Despite the health problems, Pripyat remained a fundamental part of Sirota’s dreams. He would next see the city six years later, in 1992. He and a friend sneaked in to take a look around at their old home. He remembers being most surprised by the fact that very little had changed.

When he was an adult, he decided to move back, just outside the ring of contamination, where his house cost only $125.

“I don’t eat the mushrooms from here,” he said. “I avoid eating the game. That’s what they tell us: We’re safe as long as we don’t.”

He lives with a Geiger counter around his neck.

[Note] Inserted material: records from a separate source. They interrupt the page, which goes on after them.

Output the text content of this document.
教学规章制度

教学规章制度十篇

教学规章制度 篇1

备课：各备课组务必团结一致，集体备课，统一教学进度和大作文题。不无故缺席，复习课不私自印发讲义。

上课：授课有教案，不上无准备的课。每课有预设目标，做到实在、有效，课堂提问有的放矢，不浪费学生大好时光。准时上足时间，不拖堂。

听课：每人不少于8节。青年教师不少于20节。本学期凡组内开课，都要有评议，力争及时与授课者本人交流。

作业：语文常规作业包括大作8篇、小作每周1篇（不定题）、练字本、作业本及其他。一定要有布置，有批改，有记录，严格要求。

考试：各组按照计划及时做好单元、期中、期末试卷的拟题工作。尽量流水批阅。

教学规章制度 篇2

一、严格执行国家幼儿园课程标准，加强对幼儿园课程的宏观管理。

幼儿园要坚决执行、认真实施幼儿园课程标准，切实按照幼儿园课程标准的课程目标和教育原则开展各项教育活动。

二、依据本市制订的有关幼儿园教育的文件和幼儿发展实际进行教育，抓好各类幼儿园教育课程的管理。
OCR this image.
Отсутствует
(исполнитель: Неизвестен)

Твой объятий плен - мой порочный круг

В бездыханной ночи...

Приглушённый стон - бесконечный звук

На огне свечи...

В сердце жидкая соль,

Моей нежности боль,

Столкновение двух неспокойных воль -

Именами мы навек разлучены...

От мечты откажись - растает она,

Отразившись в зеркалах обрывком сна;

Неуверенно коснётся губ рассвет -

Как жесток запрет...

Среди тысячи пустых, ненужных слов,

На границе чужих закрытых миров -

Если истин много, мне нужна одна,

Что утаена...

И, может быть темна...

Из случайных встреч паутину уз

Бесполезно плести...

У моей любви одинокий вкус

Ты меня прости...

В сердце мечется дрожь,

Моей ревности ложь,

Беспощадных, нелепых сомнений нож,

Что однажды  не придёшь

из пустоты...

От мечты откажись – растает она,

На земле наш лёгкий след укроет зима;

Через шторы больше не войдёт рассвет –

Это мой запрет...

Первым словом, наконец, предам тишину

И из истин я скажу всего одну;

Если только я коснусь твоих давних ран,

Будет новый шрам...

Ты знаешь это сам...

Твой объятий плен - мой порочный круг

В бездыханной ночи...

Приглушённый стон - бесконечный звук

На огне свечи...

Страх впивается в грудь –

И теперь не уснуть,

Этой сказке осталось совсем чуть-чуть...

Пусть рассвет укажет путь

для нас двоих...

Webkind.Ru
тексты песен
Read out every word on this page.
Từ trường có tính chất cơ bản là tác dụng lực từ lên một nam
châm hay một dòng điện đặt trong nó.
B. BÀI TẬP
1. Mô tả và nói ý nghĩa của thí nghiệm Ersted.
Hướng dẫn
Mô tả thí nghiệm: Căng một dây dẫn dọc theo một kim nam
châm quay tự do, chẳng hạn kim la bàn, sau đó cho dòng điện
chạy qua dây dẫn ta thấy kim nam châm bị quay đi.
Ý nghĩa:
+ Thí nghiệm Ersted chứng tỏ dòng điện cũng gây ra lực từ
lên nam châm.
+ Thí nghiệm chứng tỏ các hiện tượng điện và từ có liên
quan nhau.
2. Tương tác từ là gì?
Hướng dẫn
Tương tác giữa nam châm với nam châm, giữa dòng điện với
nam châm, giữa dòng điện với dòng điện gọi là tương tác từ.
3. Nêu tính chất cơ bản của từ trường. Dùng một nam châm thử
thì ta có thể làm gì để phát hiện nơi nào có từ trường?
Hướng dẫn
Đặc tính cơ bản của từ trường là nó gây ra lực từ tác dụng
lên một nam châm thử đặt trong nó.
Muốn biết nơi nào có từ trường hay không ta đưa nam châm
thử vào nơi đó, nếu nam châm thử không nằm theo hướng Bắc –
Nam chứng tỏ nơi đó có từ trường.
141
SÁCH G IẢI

He carries a second one in case the first malfunctions.

The constant clicking as the Geiger counter measures the local radiation serves as a soundtrack to his life. Even at home, resting or cooking, it is ever present: click … click … click.

His work these days is showing visitors around the irradiated area. A couple of days a week he passes through the heavily guarded gates into the contaminated zone.

Between giving tours and doing odd jobs in and around the forbidden zone, he earns a living.

“I’m drawn to Chernobyl,” he explains. “It’s the source of the greatest sadness of my life, but that’s also because it was the source of my greatest joy. I feel that the accident at the plant stole a perfect childhood, a perfect life, from me. I know this isn’t rational, but I stay here hoping that someday I might get it back.”